The Heroic Feminine

untitled-56-copy

Myth and the Artistic Journey

The real and modern adventure is no longer to the dark woods of Africa or to the summit of Mount Everest, but through the vast landscape of the soul.  This is the country that is still truly unknown.  The saints who remained cloistered understood this: that there is nowhere to go, that the real journey lies in the soul hidden.

Painting itself, has become for me an extended meditation, a journey of self-knowledge referred to by the ancient Greeks as nekyia.  It is on such a path that myth is encountered.  By myth, I mean the emergence of meaning at its source, and it is a place I have learned that needs to be tended to.  It is a place rich in image that has the potential to manifest a wisdom about ourselves not hampered by limitations of culture.  It is a place reached through intuitive journey in which the images emerge freely, of their own accord.  Victor Hugo states that “we never see but one side of things, the other’s plunged in night and mystery.”  Our desire to see the other side if the beginning of the mythic journey.  It is the foundation of the imagination and the fuel that gives power to the image and that in the end transforms our very being.

The roll of the artist is to be a cartographer of the nekyia – to be open to these autonomous experiences and then allowing them to be revealed.  Art therefore, as Emerson puts it, is the “memorialization of Eternal Forces in life which, having no permanent language or iconography, require art to be known at all.”  It is to this end that I paint.  In a sense I follow those painters that allowed their intuition to have veracity.

My work was once referred to in a review as “Blake-ian” and with this I agree.  Blake allowed himself to render freely images that evoked the other world.  Again Emerson states, visual art “strikes the viewer so deeply, with such authority, the merely personal is obliterated.  Something like an archetypal self is evoked.”  This quote appears on the first page of my journal.  It gives the artist consent to take the journey.

Symbolic Forms

Self-Portrait in Grey HatAE

Many of my posts will entail questions I put to myself: musings, journal entries reflected upon.

Symbolic forms or ideas are independent and are understood intuitively. I wrote this several years ago and it hangs on the wall of my studio. Periodically, I muse over it.

What is the relationship between artistic perception and symbolic forms and how are they independent? The artists’ perception is intuitive. It is something which is felt. This perception drifts between perceived reality, what is known, and the unconscious or the “dream”. This borderline area is where symbolic forms exist and where the “image” seeks its counterpart desiring materialization.

The artist, in his reverie, acts as a locus or magnet for an image to manifest itself. I give and speak of “image” as if it had its own independent life- which it does. This goes slightly beyond Baudelaire’s vision-“The whole visible universe is but a storehouse of images and signs to which the imagination will give a relative place and value; it is a sort of pasture which the imagination must digest and transform.” [Baudelaire, The Painter of Modern Life and Other Essays, pg.48].

There is a dynamic relationship between the artist and the image and it becomes transformative. If the artist himself, is not transformed by it how can he expect to be a guide for change?

Why should the artist seek symbolic forms?

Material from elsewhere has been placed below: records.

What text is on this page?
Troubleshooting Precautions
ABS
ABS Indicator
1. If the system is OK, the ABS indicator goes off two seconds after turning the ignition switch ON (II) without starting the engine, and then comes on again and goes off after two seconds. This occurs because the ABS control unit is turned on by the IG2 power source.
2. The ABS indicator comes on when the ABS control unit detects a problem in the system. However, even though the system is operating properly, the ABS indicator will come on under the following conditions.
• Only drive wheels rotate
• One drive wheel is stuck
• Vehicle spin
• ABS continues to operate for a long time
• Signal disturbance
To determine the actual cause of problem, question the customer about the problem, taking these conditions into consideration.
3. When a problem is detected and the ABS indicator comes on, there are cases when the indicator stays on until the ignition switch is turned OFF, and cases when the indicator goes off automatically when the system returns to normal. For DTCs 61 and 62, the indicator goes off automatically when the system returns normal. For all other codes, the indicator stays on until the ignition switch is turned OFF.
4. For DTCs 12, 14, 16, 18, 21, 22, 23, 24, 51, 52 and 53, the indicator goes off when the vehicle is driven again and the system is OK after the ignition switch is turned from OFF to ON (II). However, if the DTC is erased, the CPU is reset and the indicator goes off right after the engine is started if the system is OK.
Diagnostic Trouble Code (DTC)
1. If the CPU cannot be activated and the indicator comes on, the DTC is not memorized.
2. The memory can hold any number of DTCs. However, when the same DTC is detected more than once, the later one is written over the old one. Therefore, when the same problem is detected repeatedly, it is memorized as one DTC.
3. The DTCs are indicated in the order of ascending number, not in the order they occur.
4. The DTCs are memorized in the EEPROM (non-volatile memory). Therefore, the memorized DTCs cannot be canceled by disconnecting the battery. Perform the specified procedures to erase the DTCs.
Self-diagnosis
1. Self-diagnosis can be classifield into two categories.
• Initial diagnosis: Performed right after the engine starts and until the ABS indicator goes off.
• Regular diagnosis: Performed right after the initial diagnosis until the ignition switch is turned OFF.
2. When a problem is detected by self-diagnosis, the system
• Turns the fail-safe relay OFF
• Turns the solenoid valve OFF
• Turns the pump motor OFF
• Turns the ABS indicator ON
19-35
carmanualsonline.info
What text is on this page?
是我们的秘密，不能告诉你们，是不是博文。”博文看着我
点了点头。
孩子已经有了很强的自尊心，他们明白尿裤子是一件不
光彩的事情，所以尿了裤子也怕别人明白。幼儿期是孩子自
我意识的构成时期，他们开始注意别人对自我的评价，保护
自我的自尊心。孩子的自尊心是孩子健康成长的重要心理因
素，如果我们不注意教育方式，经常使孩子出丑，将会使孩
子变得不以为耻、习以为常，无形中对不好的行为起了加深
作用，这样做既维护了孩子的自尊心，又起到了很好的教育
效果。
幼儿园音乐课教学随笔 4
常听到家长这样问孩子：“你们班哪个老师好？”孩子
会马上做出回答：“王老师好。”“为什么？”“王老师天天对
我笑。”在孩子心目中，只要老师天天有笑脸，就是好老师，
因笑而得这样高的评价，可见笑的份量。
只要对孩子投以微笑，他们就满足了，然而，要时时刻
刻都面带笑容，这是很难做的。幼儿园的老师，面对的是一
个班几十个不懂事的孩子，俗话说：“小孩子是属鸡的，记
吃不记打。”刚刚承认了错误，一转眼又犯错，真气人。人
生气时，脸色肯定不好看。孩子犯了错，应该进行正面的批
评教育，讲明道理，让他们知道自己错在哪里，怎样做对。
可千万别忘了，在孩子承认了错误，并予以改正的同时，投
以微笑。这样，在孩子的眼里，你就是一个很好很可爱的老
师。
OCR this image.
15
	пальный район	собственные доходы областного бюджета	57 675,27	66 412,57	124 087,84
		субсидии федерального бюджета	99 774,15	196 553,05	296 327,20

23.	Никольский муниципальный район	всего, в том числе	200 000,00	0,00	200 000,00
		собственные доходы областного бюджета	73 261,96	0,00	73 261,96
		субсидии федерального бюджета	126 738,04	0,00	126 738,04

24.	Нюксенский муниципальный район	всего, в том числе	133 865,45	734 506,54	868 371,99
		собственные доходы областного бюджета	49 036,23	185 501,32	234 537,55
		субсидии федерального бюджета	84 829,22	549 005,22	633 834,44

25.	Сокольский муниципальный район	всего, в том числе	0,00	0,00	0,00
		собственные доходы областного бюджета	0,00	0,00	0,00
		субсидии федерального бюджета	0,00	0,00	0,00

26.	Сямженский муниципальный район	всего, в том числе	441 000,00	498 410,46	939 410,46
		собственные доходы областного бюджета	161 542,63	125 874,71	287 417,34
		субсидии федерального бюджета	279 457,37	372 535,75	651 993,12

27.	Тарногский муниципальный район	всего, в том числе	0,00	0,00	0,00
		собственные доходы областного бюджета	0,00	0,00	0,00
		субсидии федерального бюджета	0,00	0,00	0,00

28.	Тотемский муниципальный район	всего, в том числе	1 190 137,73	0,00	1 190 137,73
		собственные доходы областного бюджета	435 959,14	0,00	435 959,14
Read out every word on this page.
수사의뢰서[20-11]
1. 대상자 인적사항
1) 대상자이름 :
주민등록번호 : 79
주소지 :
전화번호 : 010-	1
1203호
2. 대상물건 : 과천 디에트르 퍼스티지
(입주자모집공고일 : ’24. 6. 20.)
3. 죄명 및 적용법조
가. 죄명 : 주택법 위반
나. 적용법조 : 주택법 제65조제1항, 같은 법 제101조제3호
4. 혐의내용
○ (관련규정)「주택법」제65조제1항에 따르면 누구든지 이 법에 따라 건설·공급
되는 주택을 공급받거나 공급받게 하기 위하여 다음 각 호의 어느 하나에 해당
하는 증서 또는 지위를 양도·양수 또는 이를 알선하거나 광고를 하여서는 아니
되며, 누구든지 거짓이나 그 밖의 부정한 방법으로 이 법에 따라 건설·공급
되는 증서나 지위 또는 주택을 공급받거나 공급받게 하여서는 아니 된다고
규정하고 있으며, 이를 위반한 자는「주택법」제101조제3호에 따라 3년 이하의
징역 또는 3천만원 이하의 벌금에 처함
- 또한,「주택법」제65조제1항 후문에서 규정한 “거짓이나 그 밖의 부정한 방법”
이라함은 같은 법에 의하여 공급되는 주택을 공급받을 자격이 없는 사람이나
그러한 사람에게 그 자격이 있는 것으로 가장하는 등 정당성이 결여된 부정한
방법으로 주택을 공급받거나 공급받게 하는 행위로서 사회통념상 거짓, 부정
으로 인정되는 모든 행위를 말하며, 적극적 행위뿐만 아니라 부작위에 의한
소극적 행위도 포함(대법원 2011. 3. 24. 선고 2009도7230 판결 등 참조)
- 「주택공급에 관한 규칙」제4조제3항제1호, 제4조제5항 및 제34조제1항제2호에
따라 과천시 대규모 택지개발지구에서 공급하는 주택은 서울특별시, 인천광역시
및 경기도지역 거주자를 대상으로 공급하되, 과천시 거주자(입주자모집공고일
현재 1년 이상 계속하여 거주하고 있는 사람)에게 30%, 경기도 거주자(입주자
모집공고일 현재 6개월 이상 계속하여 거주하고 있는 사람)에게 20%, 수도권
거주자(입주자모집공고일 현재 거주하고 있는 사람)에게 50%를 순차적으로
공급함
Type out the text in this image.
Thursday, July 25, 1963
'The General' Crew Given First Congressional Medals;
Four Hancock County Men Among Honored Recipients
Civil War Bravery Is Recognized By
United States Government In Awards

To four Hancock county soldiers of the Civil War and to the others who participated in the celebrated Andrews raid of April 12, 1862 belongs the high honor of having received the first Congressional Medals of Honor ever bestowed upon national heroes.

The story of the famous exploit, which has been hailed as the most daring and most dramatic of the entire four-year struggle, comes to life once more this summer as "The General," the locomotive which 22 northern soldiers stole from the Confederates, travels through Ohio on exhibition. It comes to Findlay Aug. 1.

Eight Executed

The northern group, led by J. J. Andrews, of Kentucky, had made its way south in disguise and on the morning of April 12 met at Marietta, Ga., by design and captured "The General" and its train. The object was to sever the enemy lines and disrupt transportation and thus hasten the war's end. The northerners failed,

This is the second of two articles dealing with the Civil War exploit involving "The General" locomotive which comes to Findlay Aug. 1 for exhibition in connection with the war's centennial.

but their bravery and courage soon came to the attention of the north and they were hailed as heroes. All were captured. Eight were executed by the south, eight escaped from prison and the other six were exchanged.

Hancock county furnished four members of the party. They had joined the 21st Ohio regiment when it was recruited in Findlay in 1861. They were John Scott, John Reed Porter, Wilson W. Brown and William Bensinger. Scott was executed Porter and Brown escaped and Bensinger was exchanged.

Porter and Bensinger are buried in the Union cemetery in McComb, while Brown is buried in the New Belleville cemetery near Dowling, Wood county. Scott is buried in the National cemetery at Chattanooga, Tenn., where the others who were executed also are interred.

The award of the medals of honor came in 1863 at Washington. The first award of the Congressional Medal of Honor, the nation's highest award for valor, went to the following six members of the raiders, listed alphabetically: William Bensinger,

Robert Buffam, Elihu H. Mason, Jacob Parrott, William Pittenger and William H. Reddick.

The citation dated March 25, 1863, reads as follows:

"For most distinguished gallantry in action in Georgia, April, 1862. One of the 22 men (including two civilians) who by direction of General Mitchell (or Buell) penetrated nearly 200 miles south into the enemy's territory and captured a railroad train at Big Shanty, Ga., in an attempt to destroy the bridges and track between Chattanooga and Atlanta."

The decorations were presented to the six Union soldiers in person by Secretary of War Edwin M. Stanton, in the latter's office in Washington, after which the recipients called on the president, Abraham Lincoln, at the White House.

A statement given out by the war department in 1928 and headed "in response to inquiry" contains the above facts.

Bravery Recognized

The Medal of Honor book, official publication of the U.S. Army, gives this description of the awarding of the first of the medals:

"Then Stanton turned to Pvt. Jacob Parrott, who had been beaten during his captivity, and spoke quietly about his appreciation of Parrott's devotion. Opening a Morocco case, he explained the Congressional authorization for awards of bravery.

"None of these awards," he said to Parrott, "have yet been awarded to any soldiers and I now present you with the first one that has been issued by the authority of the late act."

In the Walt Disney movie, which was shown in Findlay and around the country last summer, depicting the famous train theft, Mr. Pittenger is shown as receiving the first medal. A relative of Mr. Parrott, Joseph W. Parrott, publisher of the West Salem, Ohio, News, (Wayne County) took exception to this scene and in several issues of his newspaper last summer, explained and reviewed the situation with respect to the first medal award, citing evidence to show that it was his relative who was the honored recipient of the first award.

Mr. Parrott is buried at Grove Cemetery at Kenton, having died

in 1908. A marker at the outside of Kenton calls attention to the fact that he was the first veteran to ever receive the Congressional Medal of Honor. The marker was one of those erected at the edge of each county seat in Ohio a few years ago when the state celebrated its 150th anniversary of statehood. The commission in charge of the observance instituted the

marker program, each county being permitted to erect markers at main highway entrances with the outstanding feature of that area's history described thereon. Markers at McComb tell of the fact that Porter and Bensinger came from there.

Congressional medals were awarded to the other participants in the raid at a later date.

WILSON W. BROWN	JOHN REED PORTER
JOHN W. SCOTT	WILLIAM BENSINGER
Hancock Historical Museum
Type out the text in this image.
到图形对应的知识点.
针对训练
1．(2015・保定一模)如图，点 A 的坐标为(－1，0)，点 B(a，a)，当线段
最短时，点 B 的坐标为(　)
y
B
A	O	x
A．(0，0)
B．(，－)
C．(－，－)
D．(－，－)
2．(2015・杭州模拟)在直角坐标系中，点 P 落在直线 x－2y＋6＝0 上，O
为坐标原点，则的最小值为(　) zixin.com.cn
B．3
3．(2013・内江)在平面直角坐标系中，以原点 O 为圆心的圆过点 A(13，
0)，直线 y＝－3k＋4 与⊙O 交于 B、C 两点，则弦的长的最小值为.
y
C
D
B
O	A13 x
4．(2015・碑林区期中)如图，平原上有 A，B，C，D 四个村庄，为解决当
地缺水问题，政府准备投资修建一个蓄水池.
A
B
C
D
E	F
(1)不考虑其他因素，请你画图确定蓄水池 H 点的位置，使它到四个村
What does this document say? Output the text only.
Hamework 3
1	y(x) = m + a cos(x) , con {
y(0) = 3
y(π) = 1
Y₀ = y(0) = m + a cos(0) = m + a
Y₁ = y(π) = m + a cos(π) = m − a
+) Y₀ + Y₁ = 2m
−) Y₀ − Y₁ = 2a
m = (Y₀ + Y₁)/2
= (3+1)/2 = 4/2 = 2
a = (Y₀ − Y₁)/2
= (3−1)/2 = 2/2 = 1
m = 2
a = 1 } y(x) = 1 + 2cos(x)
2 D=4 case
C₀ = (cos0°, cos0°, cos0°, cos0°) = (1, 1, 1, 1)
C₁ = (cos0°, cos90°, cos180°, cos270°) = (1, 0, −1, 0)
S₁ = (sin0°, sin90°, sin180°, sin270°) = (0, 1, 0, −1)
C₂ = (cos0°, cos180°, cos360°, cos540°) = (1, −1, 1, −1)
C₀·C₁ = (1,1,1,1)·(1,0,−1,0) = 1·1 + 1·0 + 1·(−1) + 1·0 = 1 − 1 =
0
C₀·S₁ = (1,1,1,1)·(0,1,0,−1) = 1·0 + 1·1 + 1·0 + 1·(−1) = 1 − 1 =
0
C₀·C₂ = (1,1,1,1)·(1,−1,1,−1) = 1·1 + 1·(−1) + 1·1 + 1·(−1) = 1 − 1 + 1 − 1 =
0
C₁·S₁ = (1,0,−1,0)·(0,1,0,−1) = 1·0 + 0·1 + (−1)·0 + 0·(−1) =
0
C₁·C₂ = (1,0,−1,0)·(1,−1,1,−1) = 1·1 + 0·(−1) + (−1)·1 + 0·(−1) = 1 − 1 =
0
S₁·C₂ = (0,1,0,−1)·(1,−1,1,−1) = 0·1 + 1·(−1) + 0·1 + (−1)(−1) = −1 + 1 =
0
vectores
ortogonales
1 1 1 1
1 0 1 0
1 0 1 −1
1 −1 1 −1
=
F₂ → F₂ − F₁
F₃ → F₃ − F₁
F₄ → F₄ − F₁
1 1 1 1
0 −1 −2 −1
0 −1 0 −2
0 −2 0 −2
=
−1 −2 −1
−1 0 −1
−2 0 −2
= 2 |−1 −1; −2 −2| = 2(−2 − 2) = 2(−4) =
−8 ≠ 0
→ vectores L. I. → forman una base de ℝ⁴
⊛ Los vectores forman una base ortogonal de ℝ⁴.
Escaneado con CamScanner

Because the artist must combine what is known and what is seen to what is perceived intuitively [i.e. attentive equations]. This creates an intensity of feeling in the image that goes beyond material form to a symbolic value. There is a recognition and an intensity of feeling felt from within.

Delacroix describes this inherent feeling in his journal- “I firmly believe that we always mingle something of ourselves in the emotions that seem to arise out of the objects that impress us. And I think it probable that these things delight me so much only because they echo feelings that are also my own. If, although so different, they give me the same degree of pleasure, it must be because I recognize in myself the source of the kind of effect they produce.” (Journal of Eugene Delacroix, pg.213].

The object creates a resonance within the artist compelling him to materialize this emotion creatively. There is a direct correspondence between myself and the object- a recognition between us transporting me to a symbolic place- where form[my vehicle as a representational artist] declares its embedded meaning. Its the artist’s vocation to amplify and materialize this leading to his own transformation as well as being a guide  for others.